Rentier capitalism is a subject of debate and criticism, as it can exacerbate inequality, hinder economic dynamism, and create distortions in resource allocation. Critics argue that excessive rent extraction can stifle innovation, investment, and productivity growth in an economy.

Brett Christophers

Brett Christophers is a British political economist and economic geographer. He is a professor at Uppsala University, Sweden, and the author of the book Rentier Capitalism: The Economics of Rentierism and the Decline of Democracy (2020).

Christophers argues that rentier capitalism is a form of capitalism in which the ownership of assets, such as land, natural resources, and financial capital, is concentrated in the hands of a small number of people. These asset owners are able to extract rent from those who use those assets, without having to contribute to the production of goods and services.

Christophers argues that rentier capitalism has become increasingly important in the world economy in recent decades. This is due to a number of factors, including the privatization of public assets, the financialization of the economy, and the rise of global inequality.

Christophers argues that rentier capitalism has a number of negative consequences, including:

  • Increased inequality: Rentier capitalism can lead to increased inequality, as the owners of assets are able to accumulate wealth without having to work.
  • Instability: Rentier capitalism can be unstable, as it is based on the extraction of rent from those who use assets.
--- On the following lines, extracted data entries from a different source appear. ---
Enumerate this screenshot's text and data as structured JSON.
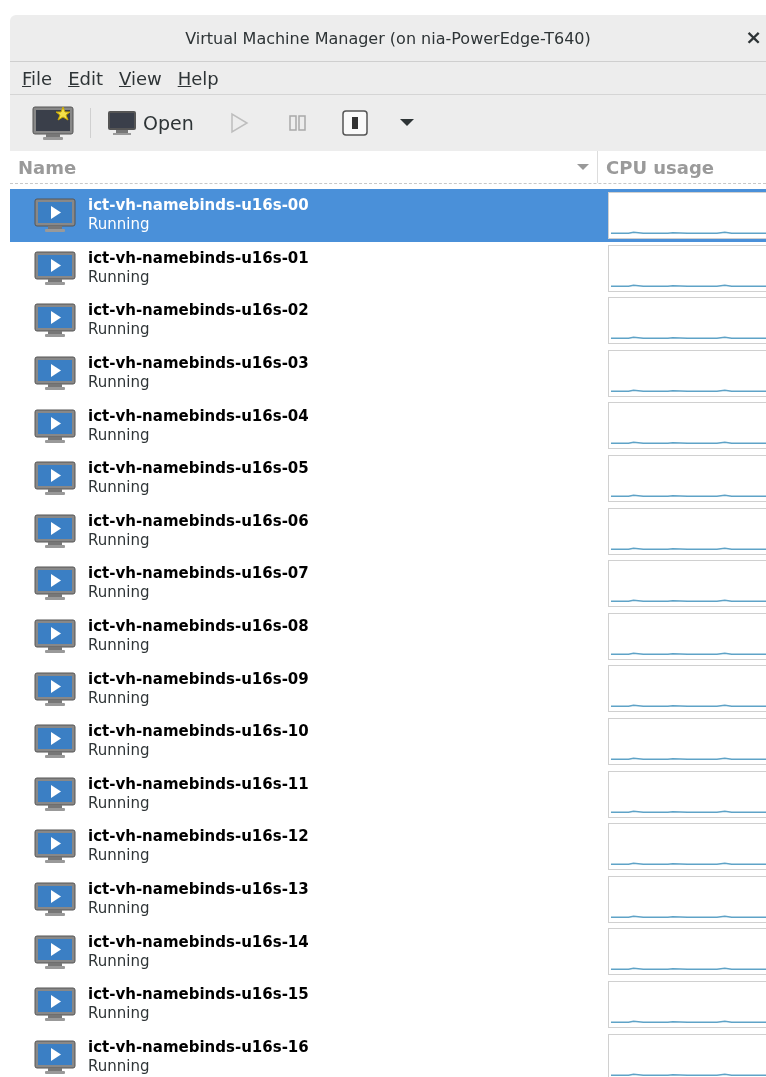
{
  "window": {
    "title": "Virtual Machine Manager (on nia-PowerEdge-T640)",
    "close": "×"
  },
  "menu": [
    "File",
    "Edit",
    "View",
    "Help"
  ],
  "toolbar": {
    "open_label": "Open",
    "play_disabled": true,
    "pause_disabled": true
  },
  "table": {
    "columns": [
      "Name",
      "CPU usage"
    ],
    "rows": [
      {
        "name": "ict-vh-namebinds-u16s-00",
        "status": "Running",
        "selected": true
      },
      {
        "name": "ict-vh-namebinds-u16s-01",
        "status": "Running",
        "selected": false
      },
      {
        "name": "ict-vh-namebinds-u16s-02",
        "status": "Running",
        "selected": false
      },
      {
        "name": "ict-vh-namebinds-u16s-03",
        "status": "Running",
        "selected": false
      },
      {
        "name": "ict-vh-namebinds-u16s-04",
        "status": "Running",
        "selected": false
      },
      {
        "name": "ict-vh-namebinds-u16s-05",
        "status": "Running",
        "selected": false
      },
      {
        "name": "ict-vh-namebinds-u16s-06",
        "status": "Running",
        "selected": false
      },
      {
        "name": "ict-vh-namebinds-u16s-07",
        "status": "Running",
        "selected": false
      },
      {
        "name": "ict-vh-namebinds-u16s-08",
        "status": "Running",
        "selected": false
      },
      {
        "name": "ict-vh-namebinds-u16s-09",
        "status": "Running",
        "selected": false
      },
      {
        "name": "ict-vh-namebinds-u16s-10",
        "status": "Running",
        "selected": false
      },
      {
        "name": "ict-vh-namebinds-u16s-11",
        "status": "Running",
        "selected": false
      },
      {
        "name": "ict-vh-namebinds-u16s-12",
        "status": "Running",
        "selected": false
      },
      {
        "name": "ict-vh-namebinds-u16s-13",
        "status": "Running",
        "selected": false
      },
      {
        "name": "ict-vh-namebinds-u16s-14",
        "status": "Running",
        "selected": false
      },
      {
        "name": "ict-vh-namebinds-u16s-15",
        "status": "Running",
        "selected": false
      },
      {
        "name": "ict-vh-namebinds-u16s-16",
        "status": "Running",
        "selected": false
      }
    ]
  }
}
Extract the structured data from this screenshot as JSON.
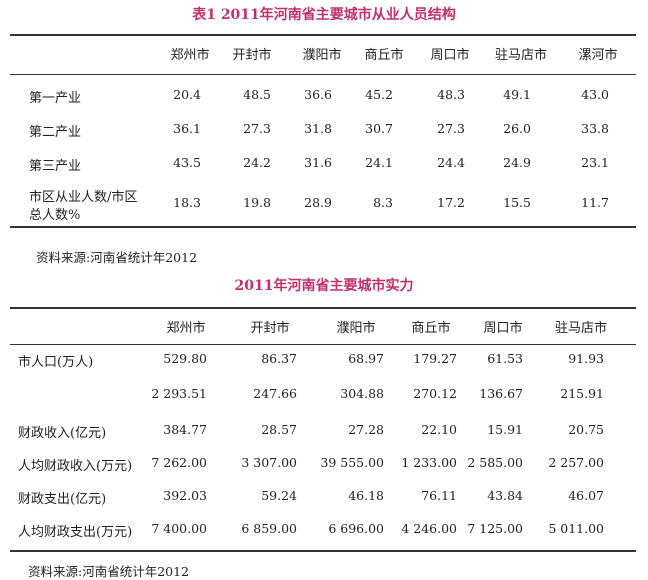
{
  "table1": {
    "title": "表1  2011年河南省主要城市从业人员结构",
    "columns": [
      "郑州市",
      "开封市",
      "濮阳市",
      "商丘市",
      "周口市",
      "驻马店市",
      "漯河市"
    ],
    "rows": [
      {
        "label": [
          "第一产业"
        ],
        "values": [
          "20.4",
          "48.5",
          "36.6",
          "45.2",
          "48.3",
          "49.1",
          "43.0"
        ]
      },
      {
        "label": [
          "第二产业"
        ],
        "values": [
          "36.1",
          "27.3",
          "31.8",
          "30.7",
          "27.3",
          "26.0",
          "33.8"
        ]
      },
      {
        "label": [
          "第三产业"
        ],
        "values": [
          "43.5",
          "24.2",
          "31.6",
          "24.1",
          "24.4",
          "24.9",
          "23.1"
        ]
      },
      {
        "label": [
          "市区从业人数/市区",
          "总人数%"
        ],
        "values": [
          "18.3",
          "19.8",
          "28.9",
          "8.3",
          "17.2",
          "15.5",
          "11.7"
        ]
      }
    ],
    "source": "资料来源:河南省统计年2012"
  },
  "table2": {
    "title": "2011年河南省主要城市实力",
    "columns": [
      "郑州市",
      "开封市",
      "濮阳市",
      "商丘市",
      "周口市",
      "驻马店市"
    ],
    "rows": [
      {
        "label": "市人口(万人)",
        "values": [
          "529.80",
          "86.37",
          "68.97",
          "179.27",
          "61.53",
          "91.93"
        ]
      },
      {
        "label": "",
        "values": [
          "2 293.51",
          "247.66",
          "304.88",
          "270.12",
          "136.67",
          "215.91"
        ]
      },
      {
        "label": "财政收入(亿元)",
        "values": [
          "384.77",
          "28.57",
          "27.28",
          "22.10",
          "15.91",
          "20.75"
        ]
      },
      {
        "label": "人均财政收入(万元)",
        "values": [
          "7 262.00",
          "3 307.00",
          "39 555.00",
          "1 233.00",
          "2 585.00",
          "2 257.00"
        ]
      },
      {
        "label": "财政支出(亿元)",
        "values": [
          "392.03",
          "59.24",
          "46.18",
          "76.11",
          "43.84",
          "46.07"
        ]
      },
      {
        "label": "人均财政支出(万元)",
        "values": [
          "7 400.00",
          "6 859.00",
          "6 696.00",
          "4 246.00",
          "7 125.00",
          "5 011.00"
        ]
      }
    ],
    "source": "资料来源:河南省统计年2012"
  }
}
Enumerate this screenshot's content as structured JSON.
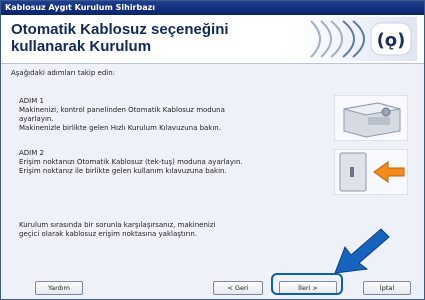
{
  "window": {
    "title": "Kablosuz Aygıt Kurulum Sihirbazı"
  },
  "header": {
    "title": "Otomatik Kablosuz seçeneğini kullanarak Kurulum",
    "logo_icon": "wifi-logo-icon"
  },
  "instruction": "Aşağıdaki adımları takip edin:",
  "steps": [
    {
      "title": "ADIM 1",
      "lines": [
        "Makinenizi, kontrol panelinden Otomatik Kablosuz moduna",
        "ayarlayın.",
        "Makinenizle birlikte gelen Hızlı Kurulum Kılavuzuna bakın."
      ]
    },
    {
      "title": "ADIM 2",
      "lines": [
        "Erişim noktanızı Otomatik Kablosuz (tek-tuş) moduna ayarlayın.",
        "Erişim noktanız ile birlikte gelen kullanım kılavuzuna bakın."
      ]
    }
  ],
  "note": {
    "lines": [
      "Kurulum sırasında bir sorunla karşılaşırsanız, makinenizi",
      "geçici olarak kablosuz erişim noktasına yaklaştırın."
    ]
  },
  "buttons": {
    "help": "Yardım",
    "back": "< Geri",
    "next": "İleri >",
    "cancel": "İptal"
  },
  "colors": {
    "accent": "#0d5fa8",
    "title_bar": "#0a246a",
    "arrow": "#1565c0"
  }
}
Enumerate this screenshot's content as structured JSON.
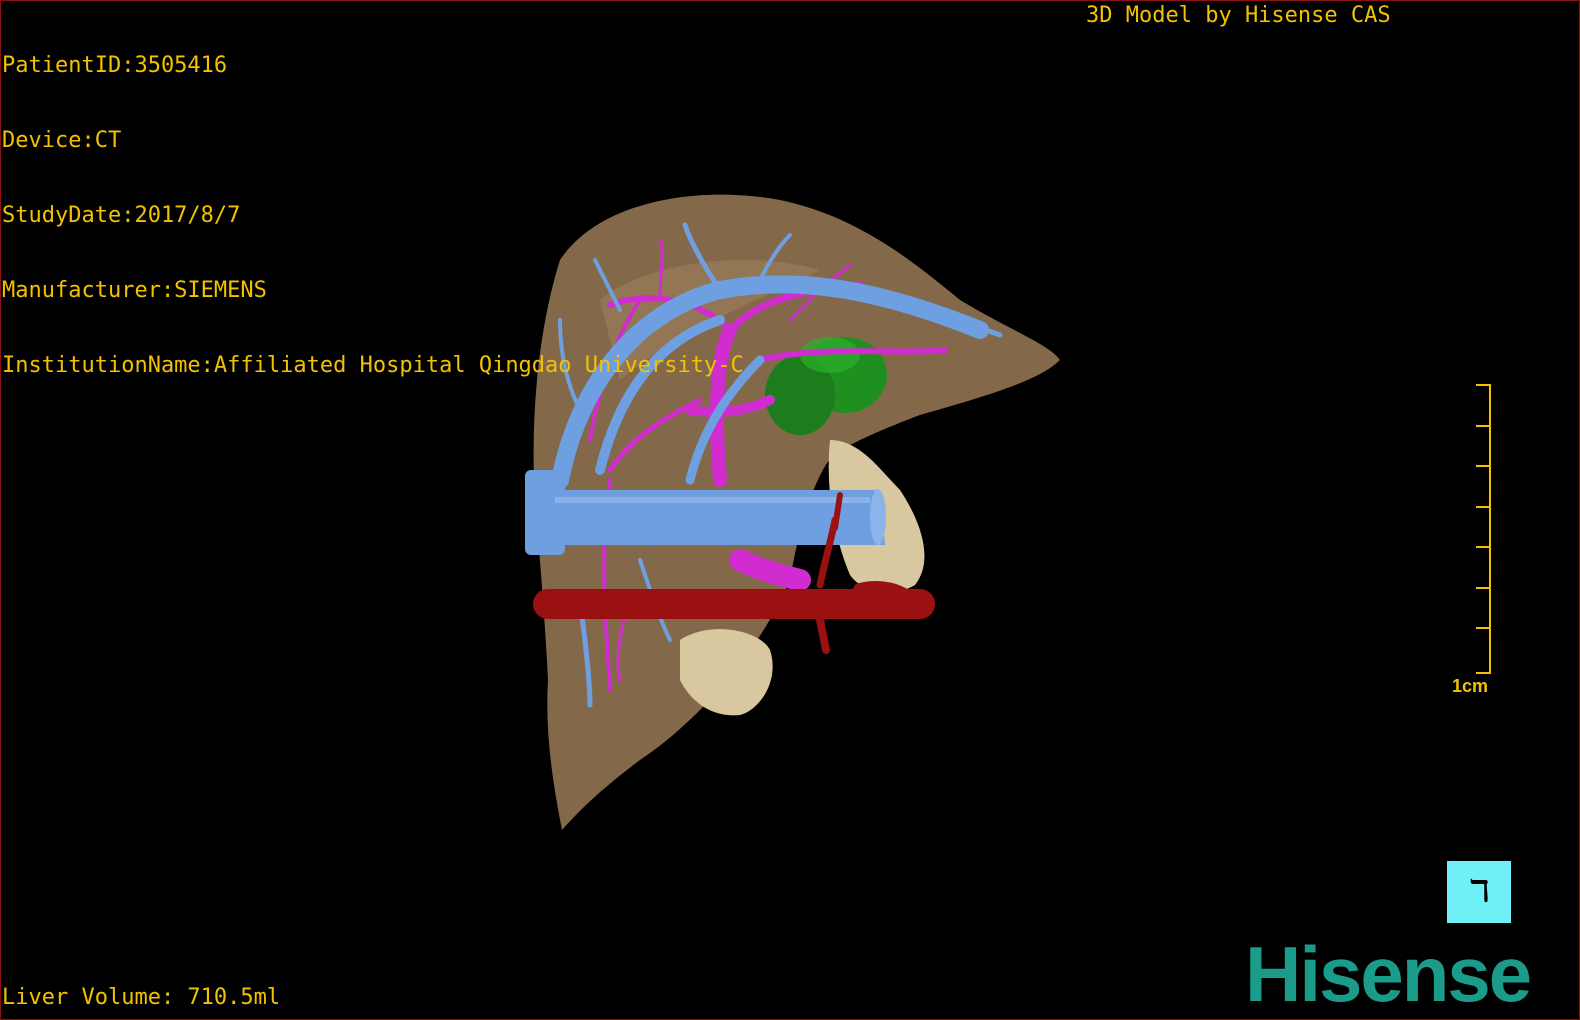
{
  "info": {
    "patient_id": "PatientID:3505416",
    "device": "Device:CT",
    "study_date": "StudyDate:2017/8/7",
    "manufacturer": "Manufacturer:SIEMENS",
    "institution": "InstitutionName:Affiliated Hospital Qingdao University-C"
  },
  "brand_label": "3D Model by Hisense CAS",
  "volume_label": "Liver Volume: 710.5ml",
  "scale": {
    "label": "1cm",
    "ticks": 8
  },
  "orientation_button": {
    "icon": "orientation-posterior-icon",
    "glyph": "ℸ"
  },
  "logo": "Hisense",
  "colors": {
    "overlay_text": "#f2c200",
    "liver": "#8a6f4e",
    "hepatic_vein": "#6e9fe0",
    "portal_vein": "#d12cd0",
    "artery": "#9b1111",
    "gallbladder": "#1f8f1f",
    "bone": "#d9c7a0",
    "orientation_button": "#6ff0f7",
    "logo": "#1b9c8a",
    "frame": "#8a1111"
  }
}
If the demand for assets decreases, then the owners of assets may be unable to extract rent, which can lead to economic instability.
  • Lack of investment: Rentier capitalism can lead to a lack of investment, as the owners of assets may prefer to extract rent from existing assets rather than invest in new ones.

Christophers' work has been influential in the debate about rentier capitalism. His book Rentier Capitalism has been praised by economists and political scientists for its insights into the nature of rentier capitalism and its consequences.